The creditor’s claim must be filed in the probate court to be valid. If the creditor does not file the claim within the prescribed period, the court can exclude this debt from the estate. After it’s known how much debt the estate has, evaluating the debt versus the assets begins. During this time, the estate administrator can determine what assets may need to be liquidated and can also negotiate with the creditors to satisfy the debts for less than what is claimed to be owed.
In addition, an administrator can dispute a debt by filing a claim with the probate court, which will require the debt collector to request an evidentiary hearing so that the probate judge can determine whether the debt is, in fact, valid. This process can especially help when a debt collector has purchased the debt from another, as it may be more difficult for them to prove that they are the genuine holder of the debt.
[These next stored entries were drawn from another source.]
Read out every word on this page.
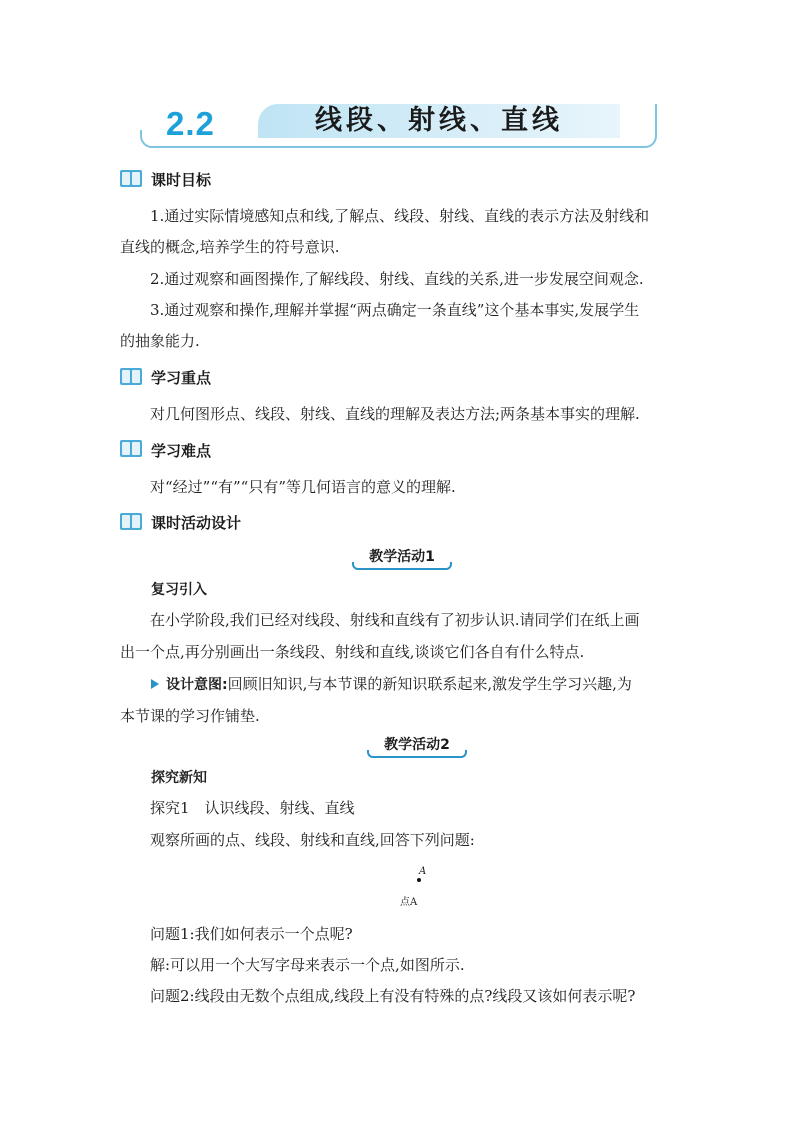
2.2	线段、射线、直线
课时目标
1.通过实际情境感知点和线,了解点、线段、射线、直线的表示方法及射线和
直线的概念,培养学生的符号意识.
2.通过观察和画图操作,了解线段、射线、直线的关系,进一步发展空间观念.
3.通过观察和操作,理解并掌握“两点确定一条直线”这个基本事实,发展学生
的抽象能力.
学习重点
对几何图形点、线段、射线、直线的理解及表达方法;两条基本事实的理解.
学习难点
对“经过”“有”“只有”等几何语言的意义的理解.
课时活动设计
教学活动1
复习引入
在小学阶段,我们已经对线段、射线和直线有了初步认识.请同学们在纸上画
出一个点,再分别画出一条线段、射线和直线,谈谈它们各自有什么特点.
设计意图:回顾旧知识,与本节课的新知识联系起来,激发学生学习兴趣,为
本节课的学习作铺垫.
教学活动2
探究新知
探究1　认识线段、射线、直线
观察所画的点、线段、射线和直线,回答下列问题:
A
点A
问题1:我们如何表示一个点呢?
解:可以用一个大写字母来表示一个点,如图所示.
问题2:线段由无数个点组成,线段上有没有特殊的点?线段又该如何表示呢?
Can Third Parties Be Held Responsible For Decedent’s Debts?
In some cases, yes.
A third party, such as a spouse or child can be held personally responsible for the decedent's debt. This risk is especially relevant regarding real estate if there is more than one name on the property, even if the mortgage is only in the decedent's name. Reviewing the mortgage contract may reveal that the debt will survive death and that the other owners or those who assume the property through the probate process will be required to continue to make payments or face a foreclosure action.
Are There Ways To Shield Some Assets From The Probate Process?
Consulting with a family attorney before a decedent’s death is one of the best ways to ensure that certain assets are protected from the creditor process after death. Certain legal instruments allow specific assets to be transferred outside probate. These transfer upon death designations are often found in a decedent’s retirement accounts and can even be accomplished through a real estate deed that allows the property to change names without a probate court order.
Are Unpaid Taxes Handled Differently than Debt on the Deceased?
Similar to other debts, death does not void unpaid taxes. If a taxpayer owes the IRS, tax debt is still owed and IRS’ collection efforts will continue after the death of the individual. The IRS will pursue a tax debt from the heirs of the estate including children or close relatives of the deceased. As tax laws do vary by state, it’s advised to have knowledge of wills, trusts and estate planning in your state. Heirs of the estate will want to settle unpaid taxes, as well as possible refunds due with the IRS and state. Seeking a good estate planner and attorney specializing in these laws is advised in determining how to deal with the outstanding tax debt to properly settle the estate.
The main goal in estate planning should be efficiency. This planning will ensure the estate's value is preserved as much as possible and that the assets are transferred to the beneficiaries in as little time and expense as required. Additionally, this process of pre-planning by the individual before death saves beneficiaries (usually loved ones) a substantial amount of stress during their period of grief. Additionally, valid creditors are paid while those with more difficult claims may be denied compensation,leaving more of the estate to family, loved ones, next of kin or heirs as planned.